Ich schreibe hier von Clan statt von Stamm und Volk, da es bei den Nomaden keinen Sinn macht sie in Völkern aufzuteilen. Unter einen Vater entwickeln sich Großfamilien zu Clans, welche andere Nomaden oder Bauernvölker abziehen und  abschlachten, Vergewaltigen oder als Sklaven gebrauchen und verkaufen. So kommt es unter ihnen zu keiner echten Ethnogenese, was dazu führte das Türken und Mongolen, nach ihrer westlichsten und östlichsten Erscheinung der Turkmongolen definiert werden. Eine wirkliche Unterscheidung ist weder Ethnisch noch Sprachlich möglich.
Als Byzanz 1071 im Krieg gegen die Seldschuken türkische Petschenegen, Oghuzen und natürlich auch seldschukische Einzelkrieger einsetzte, liefen diese in der Schlacht von Manzikert zum Feind über. Einmal weil im Vielvölkerstaat Byzanz alle Völker austauschbar sind und man Verrat und Gleichgültigkeit satt hatte. Andererseits können sie auch aus Verbundenheit zu ihren türkischen Brüdern übergelaufen sein. In Byzanz tobte daraufhin ein Bürgerkrieg, in welchen alle Parteien mal wieder auf türkische Söldner zurückgriffen, und diese am Ende durch Land in Anatolien entlohnten. 1081 war Anatolien türkisch, die Seldschuken immer stärker, und man bat den Papst zu Hilfe, der darauf 1096 den ersten Kreuzzug in Gang setzte.
Der Seldschukenstaat ist wie fast der ganze Orient 1259 von den Mongolen erobert worden. Nur der ägyptische Mamelukenstaat konnte sich gegen die Mongolen behaupten, ein Staat, dessen Herren man einst als türkische Militärsklaven ins Land importierte.  Aus dem Trümmern des Seldschukengebietes tat sich ab 1300 der türkische Osmanclan hervor, dessen Eroberungsgier bereits 60 Jahre später die Einkreisung von Byzanz zur Folge hatte. Während Europa im Westen den Isalm von der Iberischen Halbinsel drängte, wurde es im Osten von den Osmanen attackiert. 1402 eroberten die Osmanen den Balkan und 1453 Konstantinopel. 1529 und 1683 belagerten sie die deutsche Hauptstadt Wien.
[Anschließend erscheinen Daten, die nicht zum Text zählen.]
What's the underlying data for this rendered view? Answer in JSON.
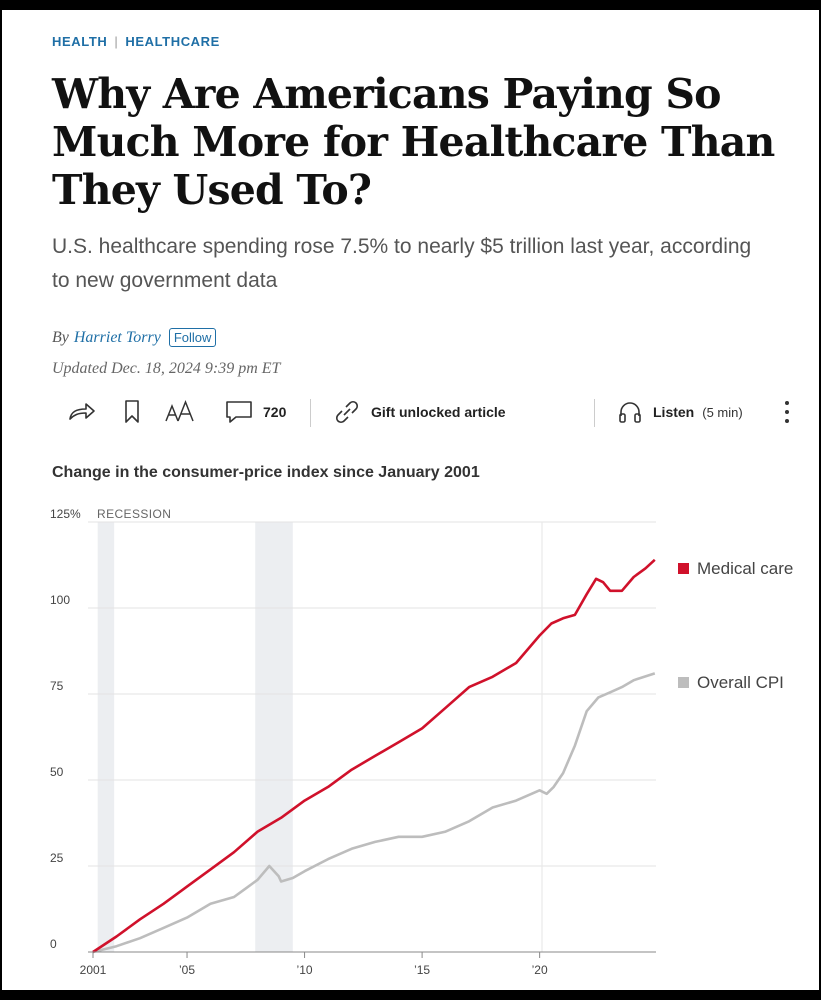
{
  "article": {
    "kicker_1": "HEALTH",
    "kicker_sep": "|",
    "kicker_2": "HEALTHCARE",
    "headline": "Why Are Americans Paying So Much More for Healthcare Than They Used To?",
    "dek": "U.S. healthcare spending rose 7.5% to nearly $5 trillion last year, according to new government data",
    "byline_prefix": "By",
    "author": "Harriet Torry",
    "follow_label": "Follow",
    "updated": "Updated Dec. 18, 2024 9:39 pm ET"
  },
  "toolbar": {
    "comment_count": "720",
    "gift_label": "Gift unlocked article",
    "listen_label": "Listen",
    "listen_duration": "(5 min)"
  },
  "colors": {
    "accent": "#1f6fa6",
    "medical": "#d0112b",
    "cpi": "#bdbdbd",
    "recession": "#eceef1"
  },
  "chart_data": {
    "type": "line",
    "title": "Change in the consumer-price index since January 2001",
    "ylabel_unit": "%",
    "recession_label": "RECESSION",
    "xlim": [
      2001,
      2024.95
    ],
    "ylim": [
      0,
      125
    ],
    "yticks": [
      0,
      25,
      50,
      75,
      100,
      125
    ],
    "ytick_labels": [
      "0",
      "25",
      "50",
      "75",
      "100",
      "125%"
    ],
    "xticks": [
      2001,
      2005,
      2010,
      2015,
      2020
    ],
    "xtick_labels": [
      "2001",
      "’05",
      "’10",
      "’15",
      "’20"
    ],
    "recessions": [
      [
        2001.2,
        2001.9
      ],
      [
        2007.9,
        2009.5
      ]
    ],
    "series": [
      {
        "name": "Medical care",
        "x": [
          2001,
          2002,
          2003,
          2004,
          2005,
          2006,
          2007,
          2008,
          2009,
          2010,
          2011,
          2012,
          2013,
          2014,
          2015,
          2016,
          2017,
          2018,
          2019,
          2020,
          2020.5,
          2021,
          2021.5,
          2022,
          2022.4,
          2022.7,
          2023,
          2023.5,
          2024,
          2024.5,
          2024.9
        ],
        "y": [
          0,
          4.5,
          9.5,
          14,
          19,
          24,
          29,
          35,
          39,
          44,
          48,
          53,
          57,
          61,
          65,
          71,
          77,
          80,
          84,
          92,
          95.5,
          97,
          98,
          104,
          108.5,
          107.5,
          105,
          105,
          109,
          111.5,
          114
        ]
      },
      {
        "name": "Overall CPI",
        "x": [
          2001,
          2002,
          2003,
          2004,
          2005,
          2006,
          2007,
          2007.5,
          2008,
          2008.5,
          2008.9,
          2009,
          2009.5,
          2010,
          2011,
          2012,
          2013,
          2014,
          2015,
          2016,
          2017,
          2018,
          2019,
          2020,
          2020.3,
          2020.6,
          2021,
          2021.5,
          2022,
          2022.5,
          2023,
          2023.5,
          2024,
          2024.9
        ],
        "y": [
          0,
          1.7,
          4,
          7,
          10,
          14,
          16,
          18.5,
          21,
          25,
          22,
          20.5,
          21.5,
          23.5,
          27,
          30,
          32,
          33.5,
          33.5,
          35,
          38,
          42,
          44,
          47,
          46,
          48,
          52,
          60,
          70,
          74,
          75.5,
          77,
          79,
          81
        ]
      }
    ],
    "legend_placement": "right"
  }
}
So wie die Türken einst als Sklaven oder Söldner in den Orient eingeschleppt wurden, besorgten sich nun die Osmanen Militärsklaven, welche wir als Janitscharen kennen. Auch hier war wieder der Herr von den Knechten abhängig, denn die Janitscharen bestimmten durch ihre Militärmacht den Einsatz der Sultane mit.